🤖 AI Summary
This work addresses the high storage cost and low-latency sparse access challenges posed by engram-based conditional memory in large language models, stemming from the massive scale of embedding tables. To overcome these limitations, the study proposes the first use of Compute Express Link (CXL) memory pools for engram memory storage, offloading it from main memory to cost-effective, low-latency CXL-attached devices. The approach is integrated with the SGLang inference framework to enable efficient memory access.

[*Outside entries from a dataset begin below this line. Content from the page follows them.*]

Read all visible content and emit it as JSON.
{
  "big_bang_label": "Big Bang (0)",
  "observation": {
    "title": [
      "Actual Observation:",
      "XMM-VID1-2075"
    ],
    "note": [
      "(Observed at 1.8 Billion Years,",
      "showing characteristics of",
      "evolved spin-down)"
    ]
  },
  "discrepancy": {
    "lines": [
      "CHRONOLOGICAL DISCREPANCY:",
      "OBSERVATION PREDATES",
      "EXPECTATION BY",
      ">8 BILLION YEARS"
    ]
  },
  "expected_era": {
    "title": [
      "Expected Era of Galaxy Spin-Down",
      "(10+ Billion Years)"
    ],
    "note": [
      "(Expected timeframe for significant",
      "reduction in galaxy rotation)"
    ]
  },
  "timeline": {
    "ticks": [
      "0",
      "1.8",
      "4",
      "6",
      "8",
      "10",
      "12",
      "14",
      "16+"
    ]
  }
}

Compared to RDMA-based solutions, the proposed method supports finer-grained and lower-latency memory operations, achieving end-to-end inference performance comparable to DRAM while significantly improving storage scalability and cost efficiency.
📝 Abstract
Engram conditional memory has emerged as a promising component for LLMs by decoupling static knowledge lookup from dynamic computation. Since Engram exhibits sparse access patterns and supports prefetching, its massive embedding tables are well-suited for offloading to lower-tier memory. In this paper, we propose using Compute Express Link (CXL) memory pool for Engram storage. Compared to RDMA, CXL provides fine-grained and low-latency access required by minimal and discrete retrieval patterns of Engram. We integrate the CXL-based Engram pool into SGLang, achieving near-DRAM end-to-end performance. This provides a scalable and cost-efficient storage solution for future Engram-integrated LLMs without compromising inference performance.